Down here you have the freedom to walk around your property waving a gun in your hand as much as you want and not break any laws. However, if you POINT the gun at someone and threaten them while standing in your own yard, depending on the situation, you may break a law. The act of simply letting them know you are armed does not break any law.
Remember, that’s in the South...especially here in Texas.
Just the fact that a NJ citizen has to have a piece of paper to legally have a gun in his home decries a direct attack upon the Second Amendment.
Waving one’s firearm is a sign of male respect and acknowledgement - pointing it is a sign of a threat. Or sumpin like dat.

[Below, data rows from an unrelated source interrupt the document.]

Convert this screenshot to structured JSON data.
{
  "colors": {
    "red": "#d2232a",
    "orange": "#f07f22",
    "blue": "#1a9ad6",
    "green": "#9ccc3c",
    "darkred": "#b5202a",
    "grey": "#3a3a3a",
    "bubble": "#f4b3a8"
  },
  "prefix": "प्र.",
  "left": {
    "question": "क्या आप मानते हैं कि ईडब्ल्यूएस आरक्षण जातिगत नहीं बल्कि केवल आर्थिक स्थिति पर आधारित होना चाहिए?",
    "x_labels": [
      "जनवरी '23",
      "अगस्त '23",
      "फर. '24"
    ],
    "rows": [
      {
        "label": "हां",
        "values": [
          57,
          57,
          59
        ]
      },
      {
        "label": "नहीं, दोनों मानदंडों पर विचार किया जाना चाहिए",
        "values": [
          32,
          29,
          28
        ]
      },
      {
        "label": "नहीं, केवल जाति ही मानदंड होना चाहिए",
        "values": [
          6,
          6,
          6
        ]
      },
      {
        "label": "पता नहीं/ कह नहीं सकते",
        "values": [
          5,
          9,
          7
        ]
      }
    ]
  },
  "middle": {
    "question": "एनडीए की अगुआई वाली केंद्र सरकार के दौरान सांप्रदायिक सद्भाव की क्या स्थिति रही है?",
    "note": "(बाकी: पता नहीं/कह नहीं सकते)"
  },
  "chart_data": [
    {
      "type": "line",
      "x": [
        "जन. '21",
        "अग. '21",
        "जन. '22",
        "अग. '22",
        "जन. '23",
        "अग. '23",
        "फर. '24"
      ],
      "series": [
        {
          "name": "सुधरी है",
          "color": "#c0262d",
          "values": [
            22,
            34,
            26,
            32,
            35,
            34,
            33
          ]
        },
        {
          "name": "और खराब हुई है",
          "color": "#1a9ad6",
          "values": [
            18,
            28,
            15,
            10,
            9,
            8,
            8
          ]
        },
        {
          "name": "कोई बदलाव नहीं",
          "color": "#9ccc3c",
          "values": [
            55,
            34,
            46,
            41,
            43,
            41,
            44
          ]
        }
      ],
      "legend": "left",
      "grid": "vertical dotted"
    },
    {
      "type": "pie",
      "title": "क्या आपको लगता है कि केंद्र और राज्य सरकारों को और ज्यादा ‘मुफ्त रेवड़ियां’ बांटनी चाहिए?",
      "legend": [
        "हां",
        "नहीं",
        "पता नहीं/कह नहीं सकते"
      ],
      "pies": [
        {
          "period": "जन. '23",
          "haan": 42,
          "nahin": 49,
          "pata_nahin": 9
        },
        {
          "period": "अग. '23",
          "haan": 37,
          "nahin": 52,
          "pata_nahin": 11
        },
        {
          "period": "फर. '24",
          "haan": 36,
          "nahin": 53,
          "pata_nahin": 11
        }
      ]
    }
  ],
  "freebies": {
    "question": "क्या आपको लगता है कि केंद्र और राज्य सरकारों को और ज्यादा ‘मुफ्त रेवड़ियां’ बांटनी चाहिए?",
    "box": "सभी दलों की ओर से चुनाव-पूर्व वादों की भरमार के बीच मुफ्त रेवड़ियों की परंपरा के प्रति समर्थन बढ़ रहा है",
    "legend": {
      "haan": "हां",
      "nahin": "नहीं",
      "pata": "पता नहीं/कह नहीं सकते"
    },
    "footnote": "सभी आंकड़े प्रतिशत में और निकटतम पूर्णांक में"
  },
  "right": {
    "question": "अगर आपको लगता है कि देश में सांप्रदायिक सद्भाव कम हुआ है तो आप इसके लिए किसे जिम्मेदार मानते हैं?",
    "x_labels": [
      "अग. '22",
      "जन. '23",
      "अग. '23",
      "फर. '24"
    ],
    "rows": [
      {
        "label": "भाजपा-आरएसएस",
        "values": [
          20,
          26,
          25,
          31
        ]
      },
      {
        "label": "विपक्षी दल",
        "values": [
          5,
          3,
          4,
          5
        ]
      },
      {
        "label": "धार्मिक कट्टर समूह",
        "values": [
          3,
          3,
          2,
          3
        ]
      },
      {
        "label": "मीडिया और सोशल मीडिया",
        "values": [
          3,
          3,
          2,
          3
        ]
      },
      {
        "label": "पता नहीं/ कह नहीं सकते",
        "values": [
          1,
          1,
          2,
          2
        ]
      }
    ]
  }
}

New Jersey is persnickety about issuing FID cards and pistol purchase permits to individuals with mental health histories. I'm guessing that they are even more reluctant to issue carry permits to individuals with mental health problems. Unlike the hoi polloi, a retired LEO would ordinarily have no problem acquiring a carry permit in New Jersey. The question as to why this might be a problem arises. The possible answers are only conjecture, of course.
Rank and file police officer, like enlisted military, is a physically demanding position that normally cannot be done by older men.
What's worse is the fact that for non-connected law abiding citizens to get that piece of paper is darned near impossible.